12

Die Jüdin mit dem Revolver

 

Hallo … Hm … Sind Sie es? …«

»Maigret, ja!« seufzte der Kommissar, der die Stimme von Inspektor Dufour erkannt hatte.

»Psst! … In zwei Worten, Chef … Sie ist zur Toilette gegangen … Handtasche auf ihrem Tisch … Ich bin … Enthält Revolver.«

»Ist sie immer noch da?«

»Sie ißt …«

Dufour zeigte in seiner Telefonzelle sicher die Miene eines Verschwörers und vollführte kabbalistische, erschreckte Gebärden. Maigret legte wortlos auf. Er brachte es nicht über sich, zu antworten. Diese kleinen Verschrobenheiten, die ihn sonst lächeln ließen, bereiteten ihm nahezu Übelkeit.

Der Geschäftsführer hatte nachgegeben und dem Letten gegenüber ein zweites Gedeck auflegen lassen. Pietr, der bereits am Tisch saß, hatte den Oberkellner gefragt:

»Für wen ist dieser Platz bestimmt?«

»Ich weiß es nicht, Monsieur. Ich habe Anweisungen …«

Und er war darüber hinweggegangen. Eine fünfköpfige englische Familie hielt Einzug in den Speisesaal und nahm ihm etwas von seiner Kühle.

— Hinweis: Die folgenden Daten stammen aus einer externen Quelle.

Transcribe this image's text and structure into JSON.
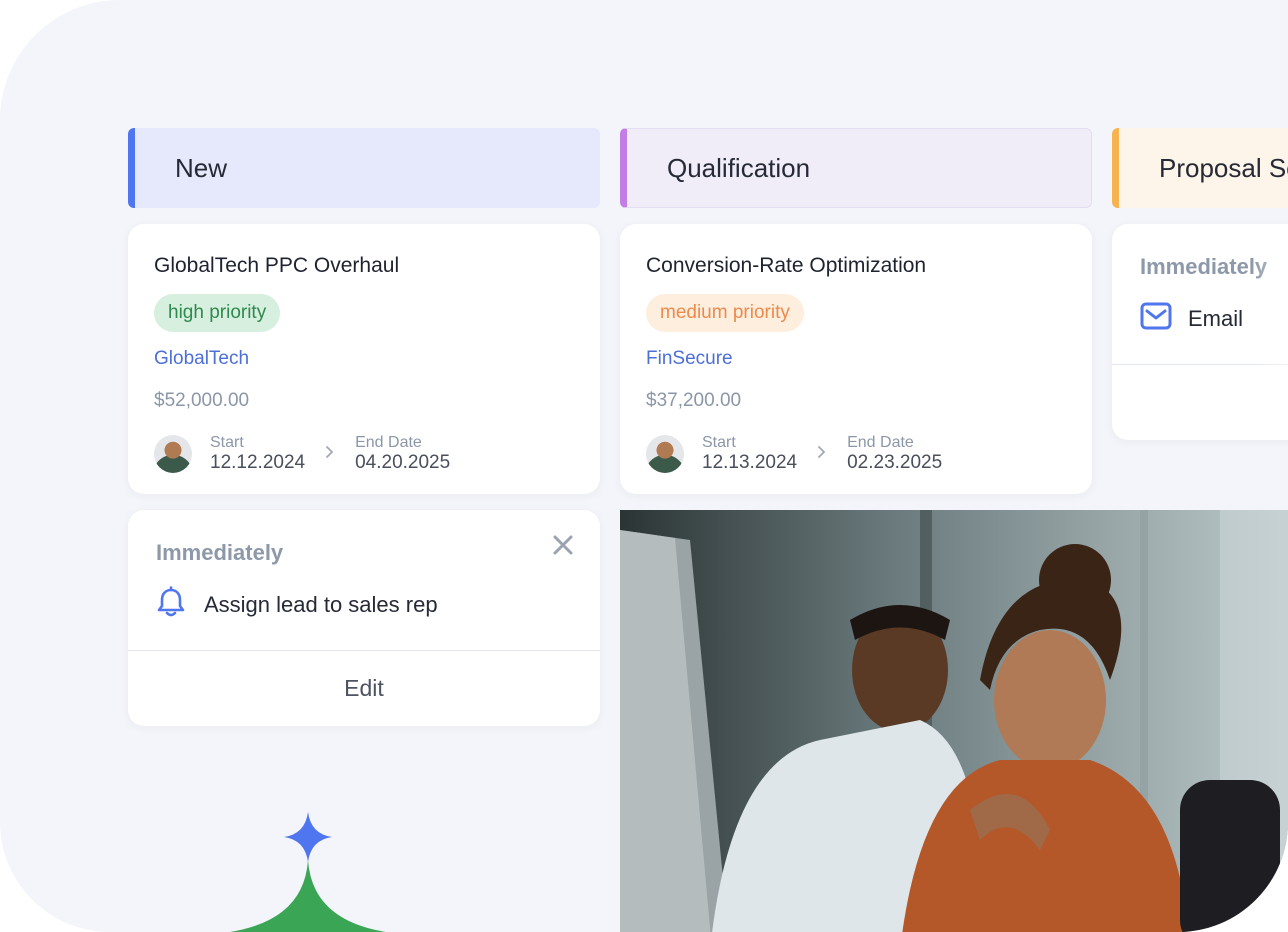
{
  "columns": [
    {
      "title": "New"
    },
    {
      "title": "Qualification"
    },
    {
      "title": "Proposal Se"
    }
  ],
  "deals": [
    {
      "title": "GlobalTech PPC Overhaul",
      "priority": "high priority",
      "company": "GlobalTech",
      "amount": "$52,000.00",
      "start_label": "Start",
      "start_date": "12.12.2024",
      "end_label": "End Date",
      "end_date": "04.20.2025"
    },
    {
      "title": "Conversion-Rate Optimization",
      "priority": "medium priority",
      "company": "FinSecure",
      "amount": "$37,200.00",
      "start_label": "Start",
      "start_date": "12.13.2024",
      "end_label": "End Date",
      "end_date": "02.23.2025"
    }
  ],
  "action_card": {
    "timing": "Immediately",
    "action": "Assign lead to sales rep",
    "edit_label": "Edit",
    "icon": "bell-icon"
  },
  "proposal_card": {
    "timing": "Immediately",
    "action": "Email",
    "icon": "mail-icon"
  },
  "colors": {
    "new_accent": "#4f76ee",
    "qualification_accent": "#c27ee6",
    "proposal_accent": "#f6b34f",
    "high_priority": "#2f8a4d",
    "medium_priority": "#ee8a4b",
    "link": "#4c6fd8",
    "sparkle_blue": "#4f76ee",
    "sparkle_green": "#3aa655"
  }
}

Maigret gab seinen Hut und seinen schweren Mantel an der Garderobe ab, durchquerte den Raum, blieb einen Moment stehen, bevor er sich setzte, und machte sogar die Andeutung eines Grußes.

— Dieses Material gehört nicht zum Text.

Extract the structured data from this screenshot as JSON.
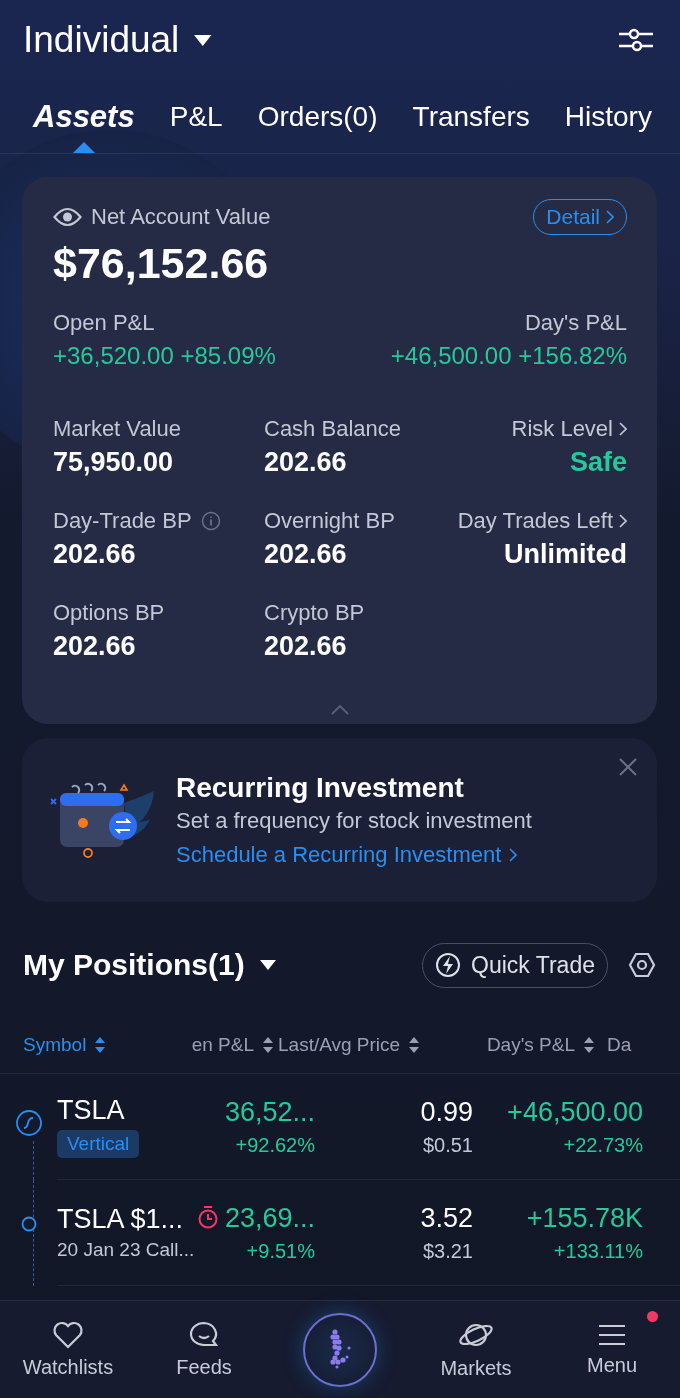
{
  "header": {
    "title": "Individual"
  },
  "tabs": [
    {
      "label": "Assets",
      "selected": true
    },
    {
      "label": "P&L",
      "selected": false
    },
    {
      "label": "Orders(0)",
      "selected": false
    },
    {
      "label": "Transfers",
      "selected": false
    },
    {
      "label": "History",
      "selected": false
    }
  ],
  "account": {
    "label": "Net Account Value",
    "value": "$76,152.66",
    "detail_button": "Detail",
    "open_pnl": {
      "label": "Open P&L",
      "value": "+36,520.00 +85.09%"
    },
    "days_pnl": {
      "label": "Day's P&L",
      "value": "+46,500.00 +156.82%"
    },
    "metrics": [
      {
        "label": "Market Value",
        "value": "75,950.00",
        "kind": "plain",
        "highlight": false
      },
      {
        "label": "Cash Balance",
        "value": "202.66",
        "kind": "plain",
        "highlight": false
      },
      {
        "label": "Risk Level",
        "value": "Safe",
        "kind": "link",
        "highlight": true
      },
      {
        "label": "Day-Trade BP",
        "value": "202.66",
        "kind": "info",
        "highlight": false
      },
      {
        "label": "Overnight BP",
        "value": "202.66",
        "kind": "plain",
        "highlight": false
      },
      {
        "label": "Day Trades Left",
        "value": "Unlimited",
        "kind": "link",
        "highlight": false
      },
      {
        "label": "Options BP",
        "value": "202.66",
        "kind": "plain",
        "highlight": false
      },
      {
        "label": "Crypto BP",
        "value": "202.66",
        "kind": "plain",
        "highlight": false
      }
    ]
  },
  "banner": {
    "title": "Recurring Investment",
    "text": "Set a frequency for stock investment",
    "link": "Schedule a Recurring Investment"
  },
  "positions": {
    "title": "My Positions(1)",
    "quick_trade": "Quick Trade",
    "columns": [
      "Symbol",
      "en P&L",
      "Last/Avg Price",
      "Day's P&L",
      "Da"
    ],
    "rows": [
      {
        "kind": "strategy",
        "symbol": "TSLA",
        "tag": "Vertical",
        "open_pnl": "36,52...",
        "open_pct": "+92.62%",
        "last": "0.99",
        "avg": "$0.51",
        "days_pnl": "+46,500.00",
        "days_pct": "+22.73%"
      },
      {
        "kind": "leg",
        "symbol": "TSLA $1...",
        "subtitle": "20 Jan 23 Call...",
        "open_pnl": "23,69...",
        "open_pct": "+9.51%",
        "last": "3.52",
        "avg": "$3.21",
        "days_pnl": "+155.78K",
        "days_pct": "+133.11%"
      }
    ]
  },
  "nav": [
    {
      "kind": "tab",
      "label": "Watchlists",
      "notification": false
    },
    {
      "kind": "tab",
      "label": "Feeds",
      "notification": false
    },
    {
      "kind": "logo"
    },
    {
      "kind": "tab",
      "label": "Markets",
      "notification": false
    },
    {
      "kind": "tab",
      "label": "Menu",
      "notification": true
    }
  ]
}
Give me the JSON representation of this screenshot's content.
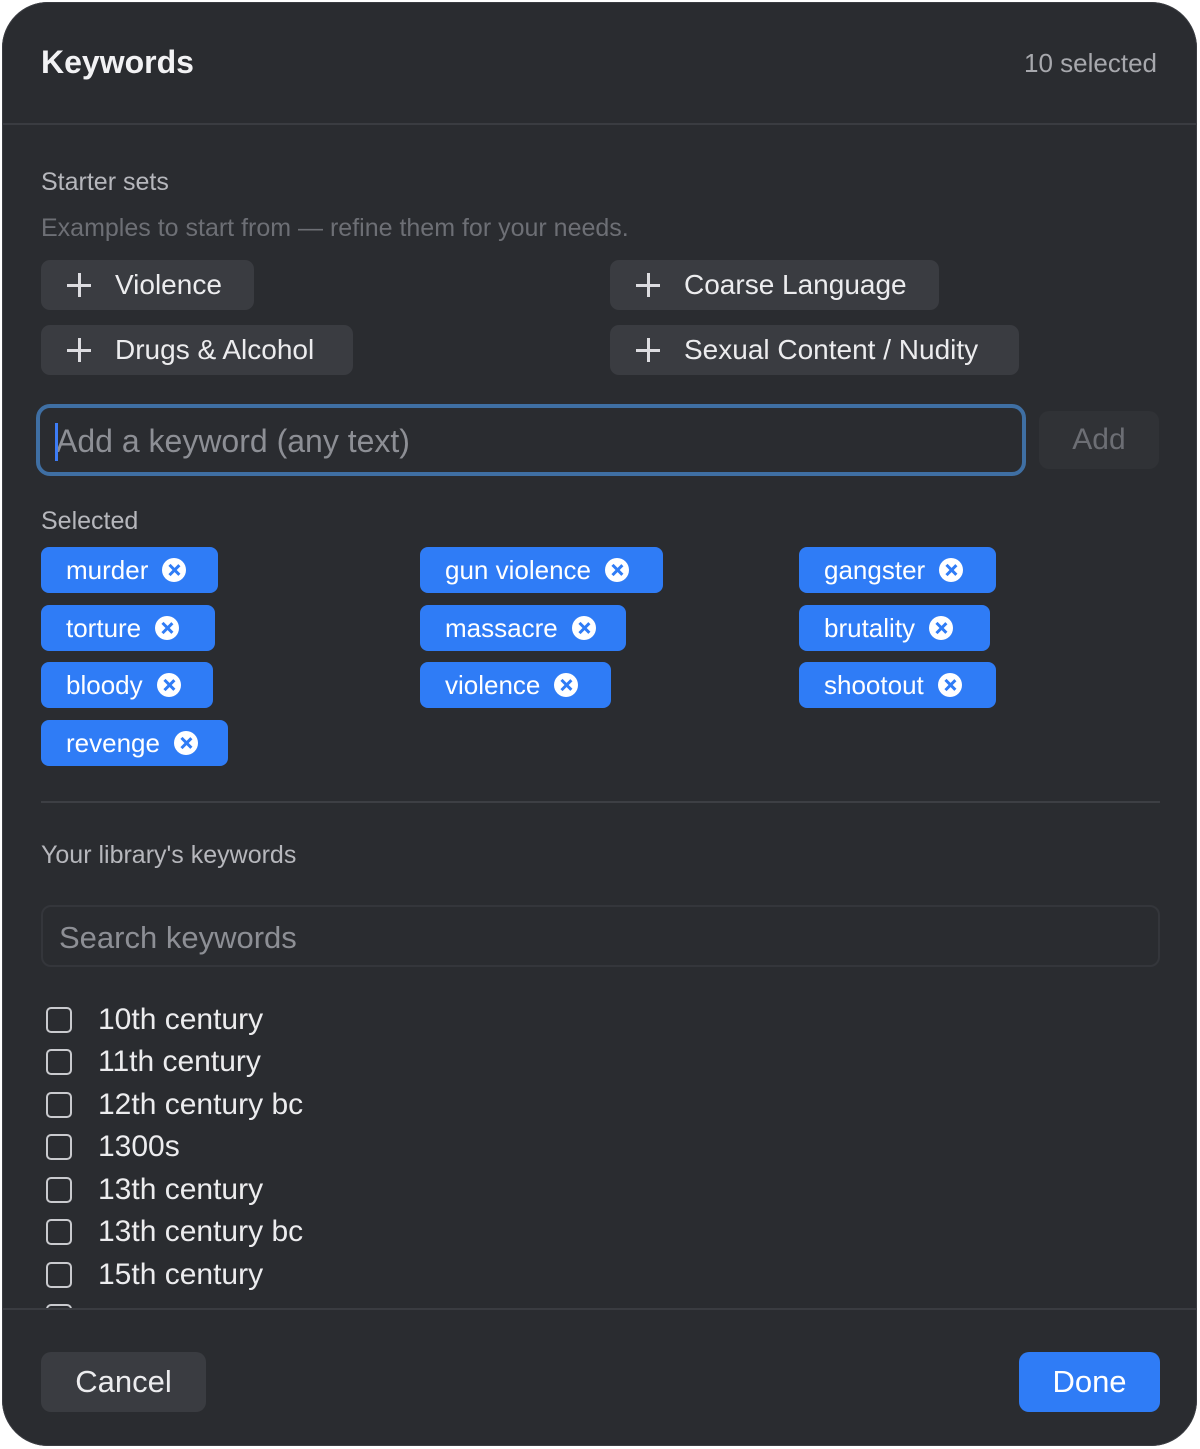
{
  "header": {
    "title": "Keywords",
    "count": "10 selected"
  },
  "starter": {
    "label": "Starter sets",
    "hint": "Examples to start from — refine them for your needs.",
    "items": [
      "Violence",
      "Coarse Language",
      "Drugs & Alcohol",
      "Sexual Content / Nudity"
    ]
  },
  "keyword_input": {
    "placeholder": "Add a keyword (any text)",
    "value": ""
  },
  "add_label": "Add",
  "selected": {
    "label": "Selected",
    "chips": [
      "murder",
      "gun violence",
      "gangster",
      "torture",
      "massacre",
      "brutality",
      "bloody",
      "violence",
      "shootout",
      "revenge"
    ]
  },
  "library": {
    "label": "Your library's keywords",
    "search_placeholder": "Search keywords",
    "items": [
      "10th century",
      "11th century",
      "12th century bc",
      "1300s",
      "13th century",
      "13th century bc",
      "15th century"
    ]
  },
  "footer": {
    "cancel": "Cancel",
    "done": "Done"
  },
  "colors": {
    "accent": "#2f7cf6",
    "background": "#2a2c30",
    "button": "#3a3c41"
  },
  "icons": {
    "starter": "plus-icon",
    "chip_remove": "close-circle-icon"
  }
}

Aber Pietr schien ihn nicht zu sehen. Die vier oder fünf Aperitifs, die er getrunken hatte, waren vergessen. Er war kalt, korrekt und genau in seinen Bewegungen.

Keine Sekunde verriet er die geringste Nervosität, und mit verlorenem Blick erweckte er etwa den Eindruck eines Ingenieurs, der mit einem technischen Problem beschäftigt ist.

Er trank wenig, aber er hatte einen der besten Burgunder der letzten zwanzig Jahre gewählt.

Er aß nur leichte Kost: Kräuteromelett, Kalbsschnitzel, Frischkäse.

Zwischen den einzelnen Gängen wartete er, die Hände auf dem Tisch, ohne Ungeduld und ohne auf das zu achten, was um ihn herum vorging.

Der Speisesaal füllte sich.

»Ihr Schnurrbart löst sich …«, sagte Maigret plötzlich.

Er rührte sich nicht; kurz darauf fuhr er jedoch nachlässig mit zwei Fingern über seine Lippen. Es stimmte, war allerdings kaum wahrzunehmen.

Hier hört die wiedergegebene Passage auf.